I'm not sure why you call them "unsafe" versions.  Your proposed PACK_WORD 
signature (with the "type word" specification) wouldn't be unsafe in any 
way.

> I'll also note that PackWord represents yet another case where the basis
> library expects MLton to optimize fromLarge o toLarge to nothing.
> ...
> If that conversion optimization were placed before commonArg and knownCase I
> think Int8.fromFixed o Int8.toFixed would even become a no-op with overflow
> checking:
>
> x_1 = ...
> x_2 = WordU8_sextdToWord64 x_1
> x_3 = WordU64_sextdToWord8 x_2
> (* from iwconv0 bounds checking: *)
> x_4 = WordU8_sextdToWord64 x_3
> x_5 = Word64_eq (x_2, x_4)
> raise Overflow exception if x_5 is false
>
> First, comes the new optimization:
> x_3 = x_1
> Then comes commonArg/commSubexp
> x_4 and x_3 are replaced by x_2 and x_1 respectively
> Then comes knownCase:
> Word64_eq (x_2, x_2) is never false -> exception never raised
>
> Am I correct in this assessment?

In general, yes, conversion optimization should be a win.
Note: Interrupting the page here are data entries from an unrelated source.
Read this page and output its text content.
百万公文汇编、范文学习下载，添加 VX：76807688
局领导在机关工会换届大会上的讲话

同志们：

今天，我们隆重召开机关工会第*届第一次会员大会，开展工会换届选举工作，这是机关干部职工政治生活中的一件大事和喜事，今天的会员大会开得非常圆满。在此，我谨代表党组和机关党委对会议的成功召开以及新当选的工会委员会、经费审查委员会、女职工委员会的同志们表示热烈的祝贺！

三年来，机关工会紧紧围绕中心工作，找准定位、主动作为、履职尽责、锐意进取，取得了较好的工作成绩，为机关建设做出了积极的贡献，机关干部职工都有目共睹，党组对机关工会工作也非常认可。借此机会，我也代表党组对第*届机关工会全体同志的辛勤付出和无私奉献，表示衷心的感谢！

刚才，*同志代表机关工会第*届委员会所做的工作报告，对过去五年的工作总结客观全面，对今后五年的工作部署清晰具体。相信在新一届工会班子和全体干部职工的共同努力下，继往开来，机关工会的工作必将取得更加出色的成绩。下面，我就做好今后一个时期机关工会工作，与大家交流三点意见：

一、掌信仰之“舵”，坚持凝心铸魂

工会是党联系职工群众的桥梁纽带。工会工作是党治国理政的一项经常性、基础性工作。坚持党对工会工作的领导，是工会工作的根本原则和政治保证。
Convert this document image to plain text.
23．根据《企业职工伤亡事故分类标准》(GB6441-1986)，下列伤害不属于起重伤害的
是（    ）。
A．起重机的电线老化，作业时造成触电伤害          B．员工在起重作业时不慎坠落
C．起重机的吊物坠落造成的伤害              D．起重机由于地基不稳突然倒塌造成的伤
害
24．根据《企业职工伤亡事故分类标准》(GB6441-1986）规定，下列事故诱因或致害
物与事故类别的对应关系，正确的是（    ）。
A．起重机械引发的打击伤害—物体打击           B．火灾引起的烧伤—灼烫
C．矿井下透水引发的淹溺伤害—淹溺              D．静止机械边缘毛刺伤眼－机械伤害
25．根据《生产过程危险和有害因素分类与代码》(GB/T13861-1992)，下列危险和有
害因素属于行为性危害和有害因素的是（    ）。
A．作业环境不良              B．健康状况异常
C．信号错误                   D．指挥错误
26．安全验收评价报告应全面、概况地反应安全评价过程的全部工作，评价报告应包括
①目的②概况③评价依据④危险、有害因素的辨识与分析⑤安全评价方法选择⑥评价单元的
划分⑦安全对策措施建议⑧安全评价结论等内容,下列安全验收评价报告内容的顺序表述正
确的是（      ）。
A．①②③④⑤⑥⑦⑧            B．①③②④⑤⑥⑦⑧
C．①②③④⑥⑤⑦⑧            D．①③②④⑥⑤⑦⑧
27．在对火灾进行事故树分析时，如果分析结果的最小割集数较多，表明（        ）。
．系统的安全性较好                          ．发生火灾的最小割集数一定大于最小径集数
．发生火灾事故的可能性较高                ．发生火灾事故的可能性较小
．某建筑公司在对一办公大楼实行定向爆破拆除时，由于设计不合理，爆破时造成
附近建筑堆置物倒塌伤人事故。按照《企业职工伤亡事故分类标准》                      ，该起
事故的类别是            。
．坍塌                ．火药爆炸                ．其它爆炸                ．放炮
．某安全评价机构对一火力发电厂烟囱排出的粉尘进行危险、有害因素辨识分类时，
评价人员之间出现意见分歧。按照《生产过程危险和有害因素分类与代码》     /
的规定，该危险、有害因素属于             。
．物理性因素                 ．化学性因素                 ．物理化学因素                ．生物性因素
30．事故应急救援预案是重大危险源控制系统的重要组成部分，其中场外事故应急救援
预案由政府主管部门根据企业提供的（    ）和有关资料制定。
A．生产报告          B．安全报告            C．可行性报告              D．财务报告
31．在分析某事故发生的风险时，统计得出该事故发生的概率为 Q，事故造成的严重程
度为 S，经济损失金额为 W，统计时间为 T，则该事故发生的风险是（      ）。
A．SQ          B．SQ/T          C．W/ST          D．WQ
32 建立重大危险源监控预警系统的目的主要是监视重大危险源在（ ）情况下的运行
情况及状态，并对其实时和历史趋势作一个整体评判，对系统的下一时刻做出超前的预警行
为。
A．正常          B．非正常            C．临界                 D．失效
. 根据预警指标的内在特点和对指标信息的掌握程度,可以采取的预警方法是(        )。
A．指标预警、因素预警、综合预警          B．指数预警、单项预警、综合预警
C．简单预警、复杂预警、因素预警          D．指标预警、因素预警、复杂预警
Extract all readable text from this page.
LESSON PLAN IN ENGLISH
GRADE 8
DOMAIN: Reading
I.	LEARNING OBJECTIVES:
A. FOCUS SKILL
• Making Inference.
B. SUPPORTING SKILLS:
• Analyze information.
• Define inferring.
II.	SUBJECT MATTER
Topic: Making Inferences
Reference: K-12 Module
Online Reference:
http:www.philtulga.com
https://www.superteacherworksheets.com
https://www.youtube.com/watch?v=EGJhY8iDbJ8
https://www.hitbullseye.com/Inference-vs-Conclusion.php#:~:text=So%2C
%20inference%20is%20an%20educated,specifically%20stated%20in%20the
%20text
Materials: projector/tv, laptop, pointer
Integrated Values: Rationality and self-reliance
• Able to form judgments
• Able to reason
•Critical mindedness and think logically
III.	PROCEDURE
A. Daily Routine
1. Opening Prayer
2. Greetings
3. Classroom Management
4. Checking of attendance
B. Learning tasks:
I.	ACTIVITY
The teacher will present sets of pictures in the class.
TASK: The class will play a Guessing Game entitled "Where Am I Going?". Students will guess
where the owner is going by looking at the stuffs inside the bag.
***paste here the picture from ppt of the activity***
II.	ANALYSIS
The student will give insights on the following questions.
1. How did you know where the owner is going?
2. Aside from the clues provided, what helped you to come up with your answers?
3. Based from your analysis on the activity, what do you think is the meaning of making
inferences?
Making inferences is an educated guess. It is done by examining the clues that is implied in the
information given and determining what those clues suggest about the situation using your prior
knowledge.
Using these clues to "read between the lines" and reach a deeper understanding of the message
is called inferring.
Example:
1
However, the 
"clean-up" optimizations aren't commonArg and knownCase.  The SSA shrinker 
(ssa/shrink.fun) will perform the necessary simplifications:
   * copy propagation of x_3 = x_1 (replace all uses of x_3 by x_1 and
     eliminate the x_3 variable)
   * prim-app folding of Word64_eq (x_2, x_2) to true
   * case simplification of a manifest discriminant

knownCase handles case simplification when the discriminant is only 
manifest on some of the incoming edges.  That is, the SSA shrinker will 
get:
   L_1:
     x_10 = true
     case x_10 of true => L_11 | false => L_12
while knownCase will get:
   L_1():
     x_10 = true
     L_4(x_10)
   L_2():
     x_20 = false
     L_4(x_20)
   L_3():
     x_30 = Word64_eq (x_1, x_2)
     L_4(x_30)
   L_4(x_40):
     case x_40 of true => L_11 | false => L_12
transforming it to:
   L_1():
     x_10 = true
     L_11()
   L_2():
     x_20 = false
     L_12()
   L_3():
     x_30 = Word64_eq (x_1, x_2)
     L_4(x_30)
   L_4(x_40):
     case x_40 of true => L_11 | false => L_12
It is likely that then the SSA shrinker will be able to eliminate the use 
of x_10 and x_20 as unused variables, perform the jump chaining to replace 
transfers to L_1 by L_11 and L_2 by L_12, and combine the L_3 and L_4 
blocks (assuming that now L_3 is the only predecessor of L_4).

> If so, that's a pretty serious speed-up: 5
> C calls and a potential branch turned into a no-op. Compared to 4 conversion
> in/out of an IntInf, things look even better!